インディアン・エクスプレスが12月1日報じたところによると、内相の辞職は先週土曜に急遽開かれた国民会議派運営委員会(CWC:Congress working committee)において決定された。席上、Sonia Gandhi総裁は「テロリストの鎮圧は終わった。今必要なことは政治的責任を明確にする強力なメッセージを発することである」と会議の主旨を説明した。これを受けて発言した子息のRahul Gandhi氏は「パキスタンは我々を平手打ちした。我々はこれに応えねばならない」と、隣国を名指しで非難した。
会議に出席した40人余りのメンバーは、総選挙で大敗北を回避するには、パティル内相の辞任は避けられないとの点で意見の一致を見た。パティル氏は、同氏の指揮の下、内務省が全国民主連盟(NDA:National Democratic Alliance)前政権時代を遙かに上回る多くの実績を上げたことを列挙し、辞職回避を図ったが、受け入れられないと悟ると、その場でメモ用紙に辞表を殴り書きし、シン首相に手渡そうとした。しかし首相が受け取らなかったため、翌日早朝正式に辞表を提出した。
会議ではAK Antony国防相に対しても辞職を求める意見が提起されたが、弁護に回るものもあり、同相はそのポストを保った。
襲撃事件の背後関係とパキスタンの役割、そしてパキスタンが統合情報部(ISI:Inter-sevice Intelligence)のShuja Pasha長官の派遣を拒んだ問題を討議した際には、Pranab Mukherjee外相の責任も追及された。これに対してMukherjee外相は、同相とパキスタン側との交渉内容のコピーを読み上げ、ISI長官派遣の約束を反故にした責任を同相に帰すのは、パキスタンの策略に過ぎないと反論し、何とか切り抜けた。
今後さらに、MK Narayanan国家保安顧問やマハラシュトラ州のVilasrao Deshmukh首席大臣に対する辞任要求も高まりそうだ。
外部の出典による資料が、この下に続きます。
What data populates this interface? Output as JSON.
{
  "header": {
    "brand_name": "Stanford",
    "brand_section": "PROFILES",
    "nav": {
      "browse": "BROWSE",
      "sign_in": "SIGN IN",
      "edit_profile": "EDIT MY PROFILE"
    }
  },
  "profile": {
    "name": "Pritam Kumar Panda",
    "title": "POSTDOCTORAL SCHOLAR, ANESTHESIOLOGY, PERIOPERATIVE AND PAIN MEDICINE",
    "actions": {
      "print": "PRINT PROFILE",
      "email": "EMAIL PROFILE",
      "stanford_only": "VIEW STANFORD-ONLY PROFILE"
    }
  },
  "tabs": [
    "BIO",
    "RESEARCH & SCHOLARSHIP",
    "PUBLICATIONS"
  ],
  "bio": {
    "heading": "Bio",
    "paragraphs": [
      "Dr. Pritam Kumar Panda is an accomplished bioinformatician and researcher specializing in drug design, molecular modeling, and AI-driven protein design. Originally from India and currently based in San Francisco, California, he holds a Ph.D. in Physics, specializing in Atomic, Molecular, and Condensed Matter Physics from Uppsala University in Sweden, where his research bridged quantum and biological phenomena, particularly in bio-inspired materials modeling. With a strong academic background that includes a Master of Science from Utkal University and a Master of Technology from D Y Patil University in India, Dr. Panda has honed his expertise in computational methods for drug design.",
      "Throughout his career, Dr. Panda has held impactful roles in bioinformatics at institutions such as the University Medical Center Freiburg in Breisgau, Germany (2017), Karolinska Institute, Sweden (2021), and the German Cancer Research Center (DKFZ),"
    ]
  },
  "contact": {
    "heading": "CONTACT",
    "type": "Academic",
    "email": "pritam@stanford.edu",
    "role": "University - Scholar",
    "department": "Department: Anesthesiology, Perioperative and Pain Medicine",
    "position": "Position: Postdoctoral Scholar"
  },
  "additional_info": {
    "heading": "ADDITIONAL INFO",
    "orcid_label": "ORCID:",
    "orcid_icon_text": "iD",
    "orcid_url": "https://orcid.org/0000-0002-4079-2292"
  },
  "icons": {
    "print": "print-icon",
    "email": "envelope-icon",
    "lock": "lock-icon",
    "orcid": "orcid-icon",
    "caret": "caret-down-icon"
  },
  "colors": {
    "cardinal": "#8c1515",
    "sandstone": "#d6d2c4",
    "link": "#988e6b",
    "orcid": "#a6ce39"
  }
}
金融危機の最中に異動することになったChidambaram氏に代わって蔵相を務めるものの責任は重い。このためCWC会議ではC Rangarajan前中央銀行総裁や計画委員会(Planning Commission)のMontek Singh Ahluwalia副委員長らの名が提起された。しかし閣内の最重要ポストに関しては国民会議派以外のUPAメンバーから反対の声が上がるのが目に見えており、また同ポストはどうしても国民会議はの手にとどめておく必要があったことから、結局、シン首相が兼務することになった。
Chidambaram氏を新内相にする最終方針は、CWC会議後に催された特別中核委員会(ECC:Exclusive Core Committee)の席で決まった。Chidambaram氏がECC会議に出席したのは今回初めてのことで、同氏はムンバイ襲撃事件に関するCWC決議の草稿も準備したと言う。
野党インド人民党(BJP)のRajnath Singh総裁は、パティル内相の辞職は『too little, too late』と述べ、UPA政権そのものが総辞職すべきだと、政府の対応を非難した。またYashwant Sinha元蔵相は、「蔵相ポストは首相が兼務するには余りに大きく、重要過ぎる」と指摘した。
一方、シン首相は30日、空と海の安全を強化するため『連邦調査局(FIA:Federal Investigation Agency)』を設置するとともに、将来のテロリストの攻撃に、迅速、有効に対処するため国内の4カ所に国家保安隊(NSG:National Security Guard)ハブを設ける政府方針を発表した。